Nobody really knew where the money went, and accounting was simply an exercise in writing fiction.  Who was supposed to get the money was one thing.  Who really benefited was quite another, sometimes completely random in effect, and at others going to people who had abused every office they held. 

There were some political jurisdictions which held out against the Habsburg system, but in the 21st Century by the more effective methods of modern communications and means of propaganda they have been suborned and defeated. 

For almost a century Europe was freed of the last of the Habsburg heritage.  But it has been too difficult to shake them off.  They may not be back in person, but their political tradition has triumphed.  Their system is back, bigger and better than ever and we are all now subject.

At least we will not have dynastic or other European wars.

Well, not for a year or two.

2 comments:

  1. I enjoyed that, a good start to 2014. Plus ça change, plus c'est la même chose.

    ReplyDelete
  2. If you Gogle ""Beerdigung Otto von Habsburgs" you will see that he had at least a funeral fit for an Emperor.
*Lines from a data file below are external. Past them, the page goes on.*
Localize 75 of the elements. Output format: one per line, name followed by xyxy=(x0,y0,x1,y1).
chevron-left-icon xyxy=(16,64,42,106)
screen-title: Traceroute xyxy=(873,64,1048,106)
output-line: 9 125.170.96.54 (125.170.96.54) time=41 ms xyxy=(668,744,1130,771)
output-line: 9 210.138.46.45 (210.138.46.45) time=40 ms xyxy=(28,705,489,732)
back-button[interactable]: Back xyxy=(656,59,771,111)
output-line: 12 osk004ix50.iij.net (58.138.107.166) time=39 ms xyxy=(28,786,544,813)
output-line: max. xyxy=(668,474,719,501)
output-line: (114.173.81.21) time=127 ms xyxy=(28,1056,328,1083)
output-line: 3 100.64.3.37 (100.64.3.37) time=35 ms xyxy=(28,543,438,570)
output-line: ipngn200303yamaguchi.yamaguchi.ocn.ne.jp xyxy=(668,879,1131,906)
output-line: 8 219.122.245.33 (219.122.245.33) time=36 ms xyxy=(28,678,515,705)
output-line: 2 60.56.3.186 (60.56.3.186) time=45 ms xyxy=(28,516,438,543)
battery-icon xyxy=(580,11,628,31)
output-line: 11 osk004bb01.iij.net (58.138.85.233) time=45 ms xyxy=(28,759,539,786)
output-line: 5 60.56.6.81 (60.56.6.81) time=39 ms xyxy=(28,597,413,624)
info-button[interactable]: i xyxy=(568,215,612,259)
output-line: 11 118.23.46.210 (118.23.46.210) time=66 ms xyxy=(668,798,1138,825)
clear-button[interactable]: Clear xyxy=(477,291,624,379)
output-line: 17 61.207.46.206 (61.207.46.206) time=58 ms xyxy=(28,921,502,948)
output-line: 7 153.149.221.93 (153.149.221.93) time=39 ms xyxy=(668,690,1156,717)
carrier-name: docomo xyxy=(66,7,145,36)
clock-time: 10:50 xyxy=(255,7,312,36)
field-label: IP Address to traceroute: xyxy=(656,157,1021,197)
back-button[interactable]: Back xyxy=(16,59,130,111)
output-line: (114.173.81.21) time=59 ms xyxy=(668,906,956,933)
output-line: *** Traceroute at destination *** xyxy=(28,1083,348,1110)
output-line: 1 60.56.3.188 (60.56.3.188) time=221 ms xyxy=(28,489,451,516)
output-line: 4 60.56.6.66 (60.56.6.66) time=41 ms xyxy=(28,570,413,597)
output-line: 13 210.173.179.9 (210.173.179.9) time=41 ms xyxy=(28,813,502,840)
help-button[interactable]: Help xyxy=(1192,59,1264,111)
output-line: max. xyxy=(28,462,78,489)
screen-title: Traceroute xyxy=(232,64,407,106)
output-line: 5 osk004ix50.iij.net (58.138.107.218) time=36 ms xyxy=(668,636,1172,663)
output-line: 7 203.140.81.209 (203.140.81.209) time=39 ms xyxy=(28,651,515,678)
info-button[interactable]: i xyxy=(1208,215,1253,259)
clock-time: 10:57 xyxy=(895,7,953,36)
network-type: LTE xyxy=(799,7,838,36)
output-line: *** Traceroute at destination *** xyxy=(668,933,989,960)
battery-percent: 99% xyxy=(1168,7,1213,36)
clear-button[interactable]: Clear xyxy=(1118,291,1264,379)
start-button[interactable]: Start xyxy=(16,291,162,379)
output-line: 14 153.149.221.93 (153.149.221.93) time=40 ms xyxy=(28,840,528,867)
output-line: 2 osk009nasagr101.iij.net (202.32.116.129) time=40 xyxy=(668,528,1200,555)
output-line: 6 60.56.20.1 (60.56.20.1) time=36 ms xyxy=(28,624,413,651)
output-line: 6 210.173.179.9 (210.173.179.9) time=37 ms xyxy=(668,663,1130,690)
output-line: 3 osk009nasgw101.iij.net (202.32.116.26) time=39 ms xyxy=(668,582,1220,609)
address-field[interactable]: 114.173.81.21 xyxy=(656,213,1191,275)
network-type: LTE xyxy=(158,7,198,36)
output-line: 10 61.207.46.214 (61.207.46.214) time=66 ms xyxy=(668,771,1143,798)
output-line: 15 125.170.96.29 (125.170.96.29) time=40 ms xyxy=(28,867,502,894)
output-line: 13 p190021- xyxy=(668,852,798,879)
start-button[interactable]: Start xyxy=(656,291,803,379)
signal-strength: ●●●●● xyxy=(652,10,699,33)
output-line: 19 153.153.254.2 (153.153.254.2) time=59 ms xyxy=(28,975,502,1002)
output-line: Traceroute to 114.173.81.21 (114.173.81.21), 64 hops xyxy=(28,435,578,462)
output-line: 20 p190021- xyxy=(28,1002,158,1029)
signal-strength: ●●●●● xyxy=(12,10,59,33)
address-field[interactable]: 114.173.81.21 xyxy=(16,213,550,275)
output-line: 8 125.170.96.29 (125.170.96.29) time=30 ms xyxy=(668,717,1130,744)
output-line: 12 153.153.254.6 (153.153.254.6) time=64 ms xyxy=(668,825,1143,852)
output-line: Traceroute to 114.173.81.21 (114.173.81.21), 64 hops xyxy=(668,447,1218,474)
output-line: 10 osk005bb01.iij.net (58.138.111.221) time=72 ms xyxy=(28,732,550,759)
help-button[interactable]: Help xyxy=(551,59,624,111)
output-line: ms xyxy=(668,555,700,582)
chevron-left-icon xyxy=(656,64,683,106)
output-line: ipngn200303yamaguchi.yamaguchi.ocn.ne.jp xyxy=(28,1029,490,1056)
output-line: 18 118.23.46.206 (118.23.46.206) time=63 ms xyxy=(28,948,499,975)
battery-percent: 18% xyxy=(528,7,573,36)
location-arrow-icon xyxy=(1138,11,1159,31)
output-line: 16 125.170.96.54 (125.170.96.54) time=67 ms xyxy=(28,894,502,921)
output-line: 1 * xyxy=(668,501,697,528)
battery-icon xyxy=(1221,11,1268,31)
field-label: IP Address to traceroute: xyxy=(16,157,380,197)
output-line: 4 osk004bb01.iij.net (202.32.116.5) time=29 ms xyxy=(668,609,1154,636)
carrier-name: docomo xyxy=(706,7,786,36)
Apart from the Archdukes being in lounge suits rather than splendid uniforms , you could be back in the good old days, including the singing of the Imperial Anthem. In fact, the family continues to exercise considerable behind the scenes political influence. George von Habsburg was Hungarian ambassador for the negotiations to join the EU.
    Otto was influential in the "picnic" on the Hungarian border which resulted in East Germans being allowed to cross the border, thus bringing down the Berlin Wall and the Soviet Union. He was a big pal of Cardinal Ratzinger, later Pope Beneict.